I wasn’t measured for the crutches. Not even an up-down look to gauge a guess, as far as I saw. But the height of the handgrips is perfect as I place the cushions under my arms and take a single step forward.

The hospital continues to race around me. Patients come in; some to die, and some to fix an injury that probably resulted from being stupid. Long-term patients watch the same wall they long ago memorized, and in another wing, babies are born, and most of them celebrated.

I hobble my way toward the door and justify my movements in my mind.Someone else with a more serious issue will need this room far more than I do.

Stopping in the doorway and peeking into the hall, I look left and then right. I see no one except the on-duty nurses as they file their paperwork and go about their day.

I don’t have a bag to carry—thankfully, Aubree took it away for me—and no keys to attempt to hold on to while I crutch along the hall. I have my phone in one pocket, and one last dose of dynazanmapalin in the other.

Why do I have it?

I don’t know.

Why didn’t I give it to Archer or Doctor Cleary or literally anyone else once Miranda had been rolled into the ED?

I don’t know that either.

But I hold on to it now, despite knowing that, even if O’Dey gets another victim, the needle in my pocket is useless unless it’s administered within seconds. And even then, I’d probably need two doses.

If Ethan jabs me or Archer or Aubree or any of my friends, the chance of us surviving with one dose is miniscule.

And still, I leave it in my pocket and feel better knowing I have it.

I move slowly along the hall and pass the nurses’ station as the phones ring and doctors move from room to room. Everyone knows I’m here on Archer’s orders, and not because I need actual medical care. Which means as I leave, even as I meet the glances of hospital staff, they let me continue toward the elevator and inside when the doors open.

They’re all too busy to harass a woman with a bumped knee.

Hitting the button for the ground floor, which everyone knows is synonymous with the emergency room, I lean back against the wall and rest on the bar that most use to hold on to with their hands. Placing my weight on the steel and releasing my grip on the crutches, I close my eyes and breathe, because the forty feet I’ve walked has already left me breathless. My heart racing. My lungs panting.

I’m not as fit as I would like to think I am.

Only ten seconds after the doors close, they open again and reveal a bustling lobby and an emergency department buzzing with activity. Doctors in disposable gowns race past the doors, and patients—in beds, or in wheelchairs—are rolled along the hall and into another space. The noise is constant, and the shouted commands are enough to make my stomach tug.

I went to medical school, too. I have a similar education to these people. Sure, we parted ways and continued our education with different specialties, but that doesn’t negate the fact we shared textbooks and professors and study halls for a few years first.

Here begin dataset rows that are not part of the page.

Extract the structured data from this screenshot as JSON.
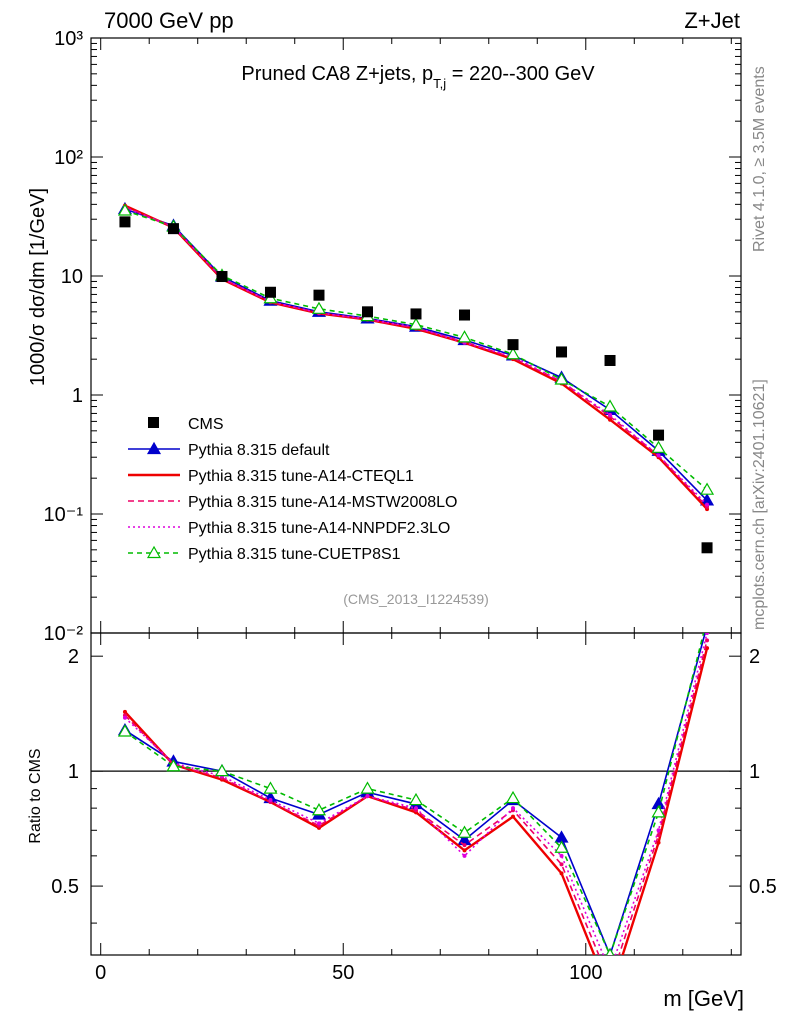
{
  "header": {
    "left": "7000 GeV pp",
    "right": "Z+Jet",
    "side_top": "Rivet 4.1.0, ≥ 3.5M events",
    "side_bottom": "mcplots.cern.ch [arXiv:2401.10621]"
  },
  "chart_data": {
    "type": "line",
    "title": "Pruned CA8 Z+jets, p",
    "title_sub": "T,j",
    "title_tail": " = 220--300 GeV",
    "analysis": "(CMS_2013_I1224539)",
    "xlabel": "m [GeV]",
    "ylabel_main": "1000/σ  dσ/dm [1/GeV]",
    "ylabel_ratio": "Ratio to CMS",
    "xlim": [
      -2,
      132
    ],
    "main_ylim": [
      0.01,
      1000
    ],
    "ratio_ylim": [
      0.33,
      2.3
    ],
    "main_yticks": [
      "10⁻²",
      "10⁻¹",
      "1",
      "10",
      "10²",
      "10³"
    ],
    "main_ytick_values": [
      0.01,
      0.1,
      1,
      10,
      100,
      1000
    ],
    "ratio_yticks": [
      "0.5",
      "1",
      "2"
    ],
    "ratio_ytick_values": [
      0.5,
      1,
      2
    ],
    "xticks": [
      "0",
      "50",
      "100"
    ],
    "xtick_values": [
      0,
      50,
      100
    ],
    "x": [
      5,
      15,
      25,
      35,
      45,
      55,
      65,
      75,
      85,
      95,
      105,
      115,
      125
    ],
    "data": {
      "name": "CMS",
      "values": [
        28.5,
        25.0,
        9.9,
        7.3,
        6.9,
        5.0,
        4.8,
        4.7,
        2.65,
        2.3,
        1.95,
        0.46,
        0.052
      ]
    },
    "series": [
      {
        "name": "Pythia 8.315 default",
        "color": "#0000cc",
        "dash": "",
        "marker": "triangle-filled",
        "values": [
          36.5,
          26.5,
          9.9,
          6.2,
          5.0,
          4.4,
          3.75,
          2.9,
          2.15,
          1.4,
          0.75,
          0.34,
          0.13
        ],
        "ratio": [
          1.28,
          1.06,
          1.0,
          0.85,
          0.77,
          0.88,
          0.82,
          0.66,
          0.84,
          0.67,
          0.33,
          0.82,
          2.4
        ]
      },
      {
        "name": "Pythia 8.315 tune-A14-CTEQL1",
        "color": "#ee0000",
        "dash": "",
        "marker": "none",
        "values": [
          39,
          25.5,
          9.4,
          6.0,
          4.85,
          4.3,
          3.6,
          2.75,
          2.0,
          1.25,
          0.62,
          0.3,
          0.11
        ],
        "ratio": [
          1.43,
          1.04,
          0.95,
          0.83,
          0.71,
          0.86,
          0.78,
          0.62,
          0.76,
          0.54,
          0.26,
          0.65,
          2.1
        ]
      },
      {
        "name": "Pythia 8.315 tune-A14-MSTW2008LO",
        "color": "#ee0066",
        "dash": "6,4",
        "marker": "none",
        "values": [
          38.2,
          25.8,
          9.5,
          6.05,
          4.9,
          4.3,
          3.65,
          2.8,
          2.05,
          1.3,
          0.66,
          0.31,
          0.115
        ],
        "ratio": [
          1.4,
          1.04,
          0.96,
          0.83,
          0.72,
          0.86,
          0.79,
          0.64,
          0.79,
          0.57,
          0.28,
          0.68,
          2.2
        ]
      },
      {
        "name": "Pythia 8.315 tune-A14-NNPDF2.3LO",
        "color": "#dd00dd",
        "dash": "2,3",
        "marker": "none",
        "values": [
          37.5,
          25.8,
          9.6,
          6.1,
          4.9,
          4.35,
          3.7,
          2.75,
          2.1,
          1.3,
          0.68,
          0.31,
          0.12
        ],
        "ratio": [
          1.38,
          1.05,
          0.97,
          0.84,
          0.73,
          0.86,
          0.8,
          0.6,
          0.8,
          0.6,
          0.3,
          0.7,
          2.3
        ]
      },
      {
        "name": "Pythia 8.315 tune-CUETP8S1",
        "color": "#00bb00",
        "dash": "5,4",
        "marker": "triangle-open",
        "values": [
          35.5,
          26.0,
          10.1,
          6.5,
          5.3,
          4.6,
          3.9,
          3.05,
          2.2,
          1.35,
          0.8,
          0.36,
          0.16
        ],
        "ratio": [
          1.27,
          1.03,
          1.0,
          0.9,
          0.79,
          0.9,
          0.84,
          0.69,
          0.85,
          0.63,
          0.33,
          0.78,
          2.5
        ]
      }
    ]
  }
}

Standing tall once more and placing my bad leg down so both feet touch the floor, I fix the crutches under my arms and start forward with a sigh.

“Oh!” With a skid on the laminate flooring, Aubree backs up and falls into step on my right. “I was just coming up to see you.” She doesn’t grab me. She doesn’t take my weight. And she’s smart enough to not grab the wheelchair we pass. “Doctors have let you out?”

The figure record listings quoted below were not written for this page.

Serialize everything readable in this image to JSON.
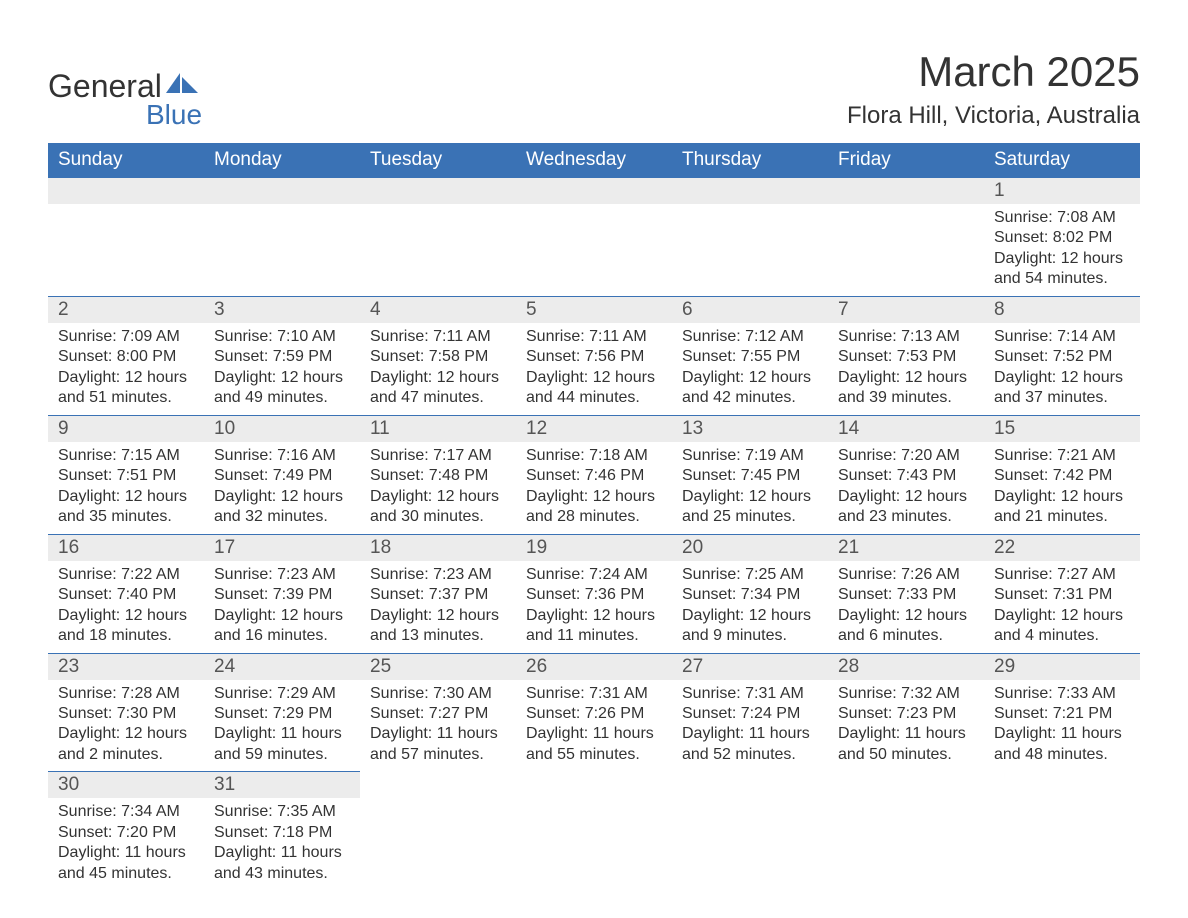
{
  "logo": {
    "general": "General",
    "blue": "Blue"
  },
  "title": "March 2025",
  "location": "Flora Hill, Victoria, Australia",
  "colors": {
    "header_bg": "#3a72b5",
    "header_text": "#ffffff",
    "daynum_bg": "#ececec",
    "border": "#3a72b5",
    "text": "#333333",
    "logo_blue": "#3a72b5"
  },
  "day_headers": [
    "Sunday",
    "Monday",
    "Tuesday",
    "Wednesday",
    "Thursday",
    "Friday",
    "Saturday"
  ],
  "weeks": [
    [
      {
        "n": "",
        "lines": [
          "",
          "",
          "",
          ""
        ]
      },
      {
        "n": "",
        "lines": [
          "",
          "",
          "",
          ""
        ]
      },
      {
        "n": "",
        "lines": [
          "",
          "",
          "",
          ""
        ]
      },
      {
        "n": "",
        "lines": [
          "",
          "",
          "",
          ""
        ]
      },
      {
        "n": "",
        "lines": [
          "",
          "",
          "",
          ""
        ]
      },
      {
        "n": "",
        "lines": [
          "",
          "",
          "",
          ""
        ]
      },
      {
        "n": "1",
        "lines": [
          "Sunrise: 7:08 AM",
          "Sunset: 8:02 PM",
          "Daylight: 12 hours",
          "and 54 minutes."
        ]
      }
    ],
    [
      {
        "n": "2",
        "lines": [
          "Sunrise: 7:09 AM",
          "Sunset: 8:00 PM",
          "Daylight: 12 hours",
          "and 51 minutes."
        ]
      },
      {
        "n": "3",
        "lines": [
          "Sunrise: 7:10 AM",
          "Sunset: 7:59 PM",
          "Daylight: 12 hours",
          "and 49 minutes."
        ]
      },
      {
        "n": "4",
        "lines": [
          "Sunrise: 7:11 AM",
          "Sunset: 7:58 PM",
          "Daylight: 12 hours",
          "and 47 minutes."
        ]
      },
      {
        "n": "5",
        "lines": [
          "Sunrise: 7:11 AM",
          "Sunset: 7:56 PM",
          "Daylight: 12 hours",
          "and 44 minutes."
        ]
      },
      {
        "n": "6",
        "lines": [
          "Sunrise: 7:12 AM",
          "Sunset: 7:55 PM",
          "Daylight: 12 hours",
          "and 42 minutes."
        ]
      },
      {
        "n": "7",
        "lines": [
          "Sunrise: 7:13 AM",
          "Sunset: 7:53 PM",
          "Daylight: 12 hours",
          "and 39 minutes."
        ]
      },
      {
        "n": "8",
        "lines": [
          "Sunrise: 7:14 AM",
          "Sunset: 7:52 PM",
          "Daylight: 12 hours",
          "and 37 minutes."
        ]
      }
    ],
    [
      {
        "n": "9",
        "lines": [
          "Sunrise: 7:15 AM",
          "Sunset: 7:51 PM",
          "Daylight: 12 hours",
          "and 35 minutes."
        ]
      },
      {
        "n": "10",
        "lines": [
          "Sunrise: 7:16 AM",
          "Sunset: 7:49 PM",
          "Daylight: 12 hours",
          "and 32 minutes."
        ]
      },
      {
        "n": "11",
        "lines": [
          "Sunrise: 7:17 AM",
          "Sunset: 7:48 PM",
          "Daylight: 12 hours",
          "and 30 minutes."
        ]
      },
      {
        "n": "12",
        "lines": [
          "Sunrise: 7:18 AM",
          "Sunset: 7:46 PM",
          "Daylight: 12 hours",
          "and 28 minutes."
        ]
      },
      {
        "n": "13",
        "lines": [
          "Sunrise: 7:19 AM",
          "Sunset: 7:45 PM",
          "Daylight: 12 hours",
          "and 25 minutes."
        ]
      },
      {
        "n": "14",
        "lines": [
          "Sunrise: 7:20 AM",
          "Sunset: 7:43 PM",
          "Daylight: 12 hours",
          "and 23 minutes."
        ]
      },
      {
        "n": "15",
        "lines": [
          "Sunrise: 7:21 AM",
          "Sunset: 7:42 PM",
          "Daylight: 12 hours",
          "and 21 minutes."
        ]
      }
    ],
    [
      {
        "n": "16",
        "lines": [
          "Sunrise: 7:22 AM",
          "Sunset: 7:40 PM",
          "Daylight: 12 hours",
          "and 18 minutes."
        ]
      },
      {
        "n": "17",
        "lines": [
          "Sunrise: 7:23 AM",
          "Sunset: 7:39 PM",
          "Daylight: 12 hours",
          "and 16 minutes."
        ]
      },
      {
        "n": "18",
        "lines": [
          "Sunrise: 7:23 AM",
          "Sunset: 7:37 PM",
          "Daylight: 12 hours",
          "and 13 minutes."
        ]
      },
      {
        "n": "19",
        "lines": [
          "Sunrise: 7:24 AM",
          "Sunset: 7:36 PM",
          "Daylight: 12 hours",
          "and 11 minutes."
        ]
      },
      {
        "n": "20",
        "lines": [
          "Sunrise: 7:25 AM",
          "Sunset: 7:34 PM",
          "Daylight: 12 hours",
          "and 9 minutes."
        ]
      },
      {
        "n": "21",
        "lines": [
          "Sunrise: 7:26 AM",
          "Sunset: 7:33 PM",
          "Daylight: 12 hours",
          "and 6 minutes."
        ]
      },
      {
        "n": "22",
        "lines": [
          "Sunrise: 7:27 AM",
          "Sunset: 7:31 PM",
          "Daylight: 12 hours",
          "and 4 minutes."
        ]
      }
    ],
    [
      {
        "n": "23",
        "lines": [
          "Sunrise: 7:28 AM",
          "Sunset: 7:30 PM",
          "Daylight: 12 hours",
          "and 2 minutes."
        ]
      },
      {
        "n": "24",
        "lines": [
          "Sunrise: 7:29 AM",
          "Sunset: 7:29 PM",
          "Daylight: 11 hours",
          "and 59 minutes."
        ]
      },
      {
        "n": "25",
        "lines": [
          "Sunrise: 7:30 AM",
          "Sunset: 7:27 PM",
          "Daylight: 11 hours",
          "and 57 minutes."
        ]
      },
      {
        "n": "26",
        "lines": [
          "Sunrise: 7:31 AM",
          "Sunset: 7:26 PM",
          "Daylight: 11 hours",
          "and 55 minutes."
        ]
      },
      {
        "n": "27",
        "lines": [
          "Sunrise: 7:31 AM",
          "Sunset: 7:24 PM",
          "Daylight: 11 hours",
          "and 52 minutes."
        ]
      },
      {
        "n": "28",
        "lines": [
          "Sunrise: 7:32 AM",
          "Sunset: 7:23 PM",
          "Daylight: 11 hours",
          "and 50 minutes."
        ]
      },
      {
        "n": "29",
        "lines": [
          "Sunrise: 7:33 AM",
          "Sunset: 7:21 PM",
          "Daylight: 11 hours",
          "and 48 minutes."
        ]
      }
    ],
    [
      {
        "n": "30",
        "lines": [
          "Sunrise: 7:34 AM",
          "Sunset: 7:20 PM",
          "Daylight: 11 hours",
          "and 45 minutes."
        ]
      },
      {
        "n": "31",
        "lines": [
          "Sunrise: 7:35 AM",
          "Sunset: 7:18 PM",
          "Daylight: 11 hours",
          "and 43 minutes."
        ]
      },
      {
        "n": "",
        "lines": [
          "",
          "",
          "",
          ""
        ]
      },
      {
        "n": "",
        "lines": [
          "",
          "",
          "",
          ""
        ]
      },
      {
        "n": "",
        "lines": [
          "",
          "",
          "",
          ""
        ]
      },
      {
        "n": "",
        "lines": [
          "",
          "",
          "",
          ""
        ]
      },
      {
        "n": "",
        "lines": [
          "",
          "",
          "",
          ""
        ]
      }
    ]
  ]
}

“Yup. Did you drive here?”

“Uh huh.”

She moves slowly. Slower than her hyped self is used to moving, but she does it for me and keeps my pace as we pass the mouth of the ED and I stop to wait for Cleary’s eyes.

She works with a patient who appears to have a broken leg. She studies him behind plastic glasses and a faceshield, but like she can feel my stare, she stops and glances up.

Our gazes meet.

I lean on my crutches and show her a thumbs-up.